Отрицая все, что не служит удовлетворению человека, Писарев объявляет войну философии и искусству, полагая то и другое абсурдом, а также лживой морали, религии и даже обычаям и вежливости. Он выстраивает теорию интеллектуального терроризма, заставляющую вспомнить наших сюрреалистов. Провокация возведена в ранг учения, представление о глубине которого дает Раскольников. Апофеозом этого дивного порыва становится вопрос, которым задается Писарев, без тени улыбки вопрошая, можно ли убить собственную мать. И отвечает: «Почему бы и нет, если я этого хочу и это мне полезно?»

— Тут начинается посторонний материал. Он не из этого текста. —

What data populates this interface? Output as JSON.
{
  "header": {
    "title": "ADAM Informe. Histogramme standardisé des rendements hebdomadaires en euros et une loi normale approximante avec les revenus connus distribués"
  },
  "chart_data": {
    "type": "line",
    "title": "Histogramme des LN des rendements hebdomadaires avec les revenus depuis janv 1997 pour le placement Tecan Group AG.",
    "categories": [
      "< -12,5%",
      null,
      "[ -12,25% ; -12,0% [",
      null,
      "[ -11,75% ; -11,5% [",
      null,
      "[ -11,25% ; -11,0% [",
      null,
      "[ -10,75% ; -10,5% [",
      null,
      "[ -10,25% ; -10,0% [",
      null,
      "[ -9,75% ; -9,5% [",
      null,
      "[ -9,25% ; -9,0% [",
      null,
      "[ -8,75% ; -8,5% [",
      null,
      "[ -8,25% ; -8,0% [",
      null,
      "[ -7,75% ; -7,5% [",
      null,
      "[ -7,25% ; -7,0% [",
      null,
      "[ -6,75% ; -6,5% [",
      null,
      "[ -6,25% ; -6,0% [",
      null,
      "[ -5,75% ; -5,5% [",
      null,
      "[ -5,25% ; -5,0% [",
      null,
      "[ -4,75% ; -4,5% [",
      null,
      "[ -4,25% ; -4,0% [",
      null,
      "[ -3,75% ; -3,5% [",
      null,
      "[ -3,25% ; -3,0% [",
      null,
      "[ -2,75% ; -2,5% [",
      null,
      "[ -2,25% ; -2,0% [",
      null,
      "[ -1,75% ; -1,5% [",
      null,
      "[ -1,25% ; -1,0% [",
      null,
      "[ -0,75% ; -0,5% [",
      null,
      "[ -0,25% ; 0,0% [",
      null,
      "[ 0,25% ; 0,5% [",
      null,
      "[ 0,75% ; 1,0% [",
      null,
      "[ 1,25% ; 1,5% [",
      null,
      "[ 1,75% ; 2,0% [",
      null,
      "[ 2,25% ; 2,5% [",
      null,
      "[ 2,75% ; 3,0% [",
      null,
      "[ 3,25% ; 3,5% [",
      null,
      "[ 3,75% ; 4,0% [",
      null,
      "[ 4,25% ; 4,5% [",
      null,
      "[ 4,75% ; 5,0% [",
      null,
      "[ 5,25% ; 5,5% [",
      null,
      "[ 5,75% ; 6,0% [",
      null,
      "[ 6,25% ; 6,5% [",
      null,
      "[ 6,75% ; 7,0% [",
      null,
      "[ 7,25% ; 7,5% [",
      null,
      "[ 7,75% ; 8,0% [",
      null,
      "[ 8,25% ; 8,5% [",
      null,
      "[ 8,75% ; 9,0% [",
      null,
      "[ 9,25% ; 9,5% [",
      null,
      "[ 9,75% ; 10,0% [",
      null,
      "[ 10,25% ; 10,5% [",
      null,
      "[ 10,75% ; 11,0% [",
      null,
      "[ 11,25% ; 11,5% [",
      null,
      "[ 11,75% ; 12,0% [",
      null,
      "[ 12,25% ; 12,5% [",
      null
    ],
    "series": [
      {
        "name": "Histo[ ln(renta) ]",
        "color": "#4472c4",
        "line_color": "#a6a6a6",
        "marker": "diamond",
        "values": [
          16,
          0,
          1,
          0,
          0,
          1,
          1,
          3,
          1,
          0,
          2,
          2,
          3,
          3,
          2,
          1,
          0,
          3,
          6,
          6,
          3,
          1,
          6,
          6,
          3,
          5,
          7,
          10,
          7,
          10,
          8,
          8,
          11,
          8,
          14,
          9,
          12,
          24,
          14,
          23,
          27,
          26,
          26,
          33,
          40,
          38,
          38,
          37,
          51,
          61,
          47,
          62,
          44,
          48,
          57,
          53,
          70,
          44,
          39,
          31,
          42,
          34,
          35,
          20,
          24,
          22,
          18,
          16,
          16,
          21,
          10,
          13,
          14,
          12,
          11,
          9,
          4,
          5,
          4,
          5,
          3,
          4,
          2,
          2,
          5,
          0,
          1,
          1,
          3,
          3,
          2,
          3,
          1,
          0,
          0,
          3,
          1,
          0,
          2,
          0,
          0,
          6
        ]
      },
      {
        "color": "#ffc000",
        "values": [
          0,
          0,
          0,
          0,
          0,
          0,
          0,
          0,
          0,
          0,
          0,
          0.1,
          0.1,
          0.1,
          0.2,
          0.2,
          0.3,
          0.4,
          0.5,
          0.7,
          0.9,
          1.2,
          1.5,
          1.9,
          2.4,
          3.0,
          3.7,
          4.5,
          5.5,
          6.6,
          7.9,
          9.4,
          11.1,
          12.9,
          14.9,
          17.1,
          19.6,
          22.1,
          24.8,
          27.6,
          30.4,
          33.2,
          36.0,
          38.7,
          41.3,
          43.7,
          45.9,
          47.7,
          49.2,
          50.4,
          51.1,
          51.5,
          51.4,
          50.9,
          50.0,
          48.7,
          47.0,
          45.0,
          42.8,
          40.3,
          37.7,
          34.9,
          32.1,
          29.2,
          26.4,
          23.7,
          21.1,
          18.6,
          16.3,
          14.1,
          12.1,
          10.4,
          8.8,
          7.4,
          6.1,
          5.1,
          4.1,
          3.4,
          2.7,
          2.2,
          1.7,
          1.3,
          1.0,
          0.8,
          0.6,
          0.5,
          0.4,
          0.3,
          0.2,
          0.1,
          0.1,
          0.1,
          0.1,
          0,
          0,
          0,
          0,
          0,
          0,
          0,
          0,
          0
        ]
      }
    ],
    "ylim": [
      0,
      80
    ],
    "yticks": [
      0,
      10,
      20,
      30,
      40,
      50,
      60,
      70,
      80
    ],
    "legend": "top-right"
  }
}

С учетом сказанного остается лишь удивляться, почему нигилисты не отдавались целиком тому, чтобы сколотить состояние или получить высокий чин, почему они с присущим им цинизмом не хватали все, что плохо лежит. Правда, в любом обществе на высоких должностях хватает нигилистов. Но они не превращают свой цинизм в учение, а предпочитают при всяком удобном случае громогласно воздать должное добродетели — без последствий для себя. Нигилисты, о которых мы говорим, противоречили сами себе: бросая вызов обществу, они тем самым утверждали некую ценность. Они называли себя материалистами и считали своей настольной книгой «Силу и материю» Бюхнера. Но один из них признавался: «Ради Молешотта и Дарвина мы готовы пойти на виселицу или на плаху», то есть ставили идею гораздо выше материи. Их учение напоминало религию, причем религию фанатичную. Ламарк в глазах Писарева был предателем потому, что правота оказалась на стороне Дарвина. Если кто-нибудь в их кружке принимался рассуждать о бессмертии души, его изгоняли. Поэтому Владимир Вейдле
[57] совершенно справедливо определяет нигилизм как рационалистический обскурантизм. Разум у нигилистов поразительным образом соединялся с предрассудками веры; выбор в пользу псевдонаучного способа рассуждения — это далеко не самое меньшее противоречие этих индивидуалистов. Они отрицали все, за исключением наиболее спорных ценностей, разделяемых каким-нибудь месье Омэ.